The student experience at UT is enabled by the thousands of university employees who come to work each day. Last week, Knox County Schools canceled four days of classes in a row due to“staffing challenges related to illness.”
Stedman said the list of demands from UCW could, in the long run, potentially prevent a similar crisis at the university and preserve the college experience that administrators and students value.
“The fact that we can’t do something like be remote for two weeks so that we can preserve the rest of the semester does come across as very short-sighted because we might be shooting ourselves in the foot for students to have the whole semester be short-staffed,” Stedman said.
UCW has presented the petition to the chancellor and is tracking the number of signatures as it climbs.

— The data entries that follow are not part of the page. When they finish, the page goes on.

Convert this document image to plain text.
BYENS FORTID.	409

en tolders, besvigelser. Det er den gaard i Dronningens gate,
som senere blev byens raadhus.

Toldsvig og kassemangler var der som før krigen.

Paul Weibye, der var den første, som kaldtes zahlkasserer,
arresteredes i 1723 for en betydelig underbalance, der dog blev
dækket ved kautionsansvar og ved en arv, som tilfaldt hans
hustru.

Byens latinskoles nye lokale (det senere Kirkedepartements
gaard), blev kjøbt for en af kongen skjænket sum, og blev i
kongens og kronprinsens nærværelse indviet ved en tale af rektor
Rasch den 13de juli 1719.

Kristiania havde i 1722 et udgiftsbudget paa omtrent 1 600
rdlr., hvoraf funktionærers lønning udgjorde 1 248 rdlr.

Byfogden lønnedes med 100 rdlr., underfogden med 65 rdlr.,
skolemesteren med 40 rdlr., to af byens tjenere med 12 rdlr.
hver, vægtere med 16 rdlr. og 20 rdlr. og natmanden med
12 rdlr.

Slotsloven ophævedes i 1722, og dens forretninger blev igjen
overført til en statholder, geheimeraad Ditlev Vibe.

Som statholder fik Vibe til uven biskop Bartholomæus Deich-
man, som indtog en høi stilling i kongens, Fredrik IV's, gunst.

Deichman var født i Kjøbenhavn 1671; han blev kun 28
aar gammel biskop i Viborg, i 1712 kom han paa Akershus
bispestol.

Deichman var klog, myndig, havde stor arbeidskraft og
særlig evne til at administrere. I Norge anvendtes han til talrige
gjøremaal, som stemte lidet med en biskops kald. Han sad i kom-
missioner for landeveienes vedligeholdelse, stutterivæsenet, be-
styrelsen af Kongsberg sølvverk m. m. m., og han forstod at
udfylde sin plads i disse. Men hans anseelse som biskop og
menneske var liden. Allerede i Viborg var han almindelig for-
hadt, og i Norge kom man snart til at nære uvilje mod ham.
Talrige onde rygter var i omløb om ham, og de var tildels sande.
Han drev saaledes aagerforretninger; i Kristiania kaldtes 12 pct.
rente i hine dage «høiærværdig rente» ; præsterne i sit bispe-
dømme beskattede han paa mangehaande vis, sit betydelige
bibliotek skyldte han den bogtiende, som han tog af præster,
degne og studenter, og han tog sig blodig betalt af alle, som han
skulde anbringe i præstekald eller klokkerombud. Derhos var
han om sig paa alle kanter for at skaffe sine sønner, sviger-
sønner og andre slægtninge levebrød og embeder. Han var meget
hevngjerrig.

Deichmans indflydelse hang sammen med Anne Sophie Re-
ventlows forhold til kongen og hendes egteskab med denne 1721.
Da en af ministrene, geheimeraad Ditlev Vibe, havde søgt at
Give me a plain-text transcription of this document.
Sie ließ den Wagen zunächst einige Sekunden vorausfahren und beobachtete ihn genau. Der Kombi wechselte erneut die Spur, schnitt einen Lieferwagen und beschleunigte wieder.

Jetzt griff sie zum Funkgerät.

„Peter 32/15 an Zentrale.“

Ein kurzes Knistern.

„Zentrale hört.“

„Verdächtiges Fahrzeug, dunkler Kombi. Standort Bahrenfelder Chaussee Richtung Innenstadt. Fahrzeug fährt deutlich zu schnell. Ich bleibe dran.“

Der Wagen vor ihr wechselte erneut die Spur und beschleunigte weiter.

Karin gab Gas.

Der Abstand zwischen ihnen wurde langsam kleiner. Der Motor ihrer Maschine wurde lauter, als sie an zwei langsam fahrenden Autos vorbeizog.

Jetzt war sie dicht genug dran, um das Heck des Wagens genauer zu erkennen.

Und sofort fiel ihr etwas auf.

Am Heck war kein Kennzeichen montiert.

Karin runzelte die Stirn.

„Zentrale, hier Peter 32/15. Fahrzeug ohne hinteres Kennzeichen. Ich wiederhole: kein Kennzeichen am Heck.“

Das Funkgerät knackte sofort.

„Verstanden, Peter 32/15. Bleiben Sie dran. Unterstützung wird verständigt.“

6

In the union’s ideal future, N95 masks would be in employees’ mailboxes, teaching faculty would be able to move classes onto Zoom without providing evidence of a need beyond their own caution and essential workers would receive hazard pay.
Regardless of whether the demands translate to action on the part of administration, Stedman said the group will continue to push for increased safety precautions.
“We’re gonna keep pressuring until we get the protections that we need. We care about UT, we care about our students particularly, and that’s why we’re here,” Stedman said. “We wouldn’t be doing this petition if we didn’t care.”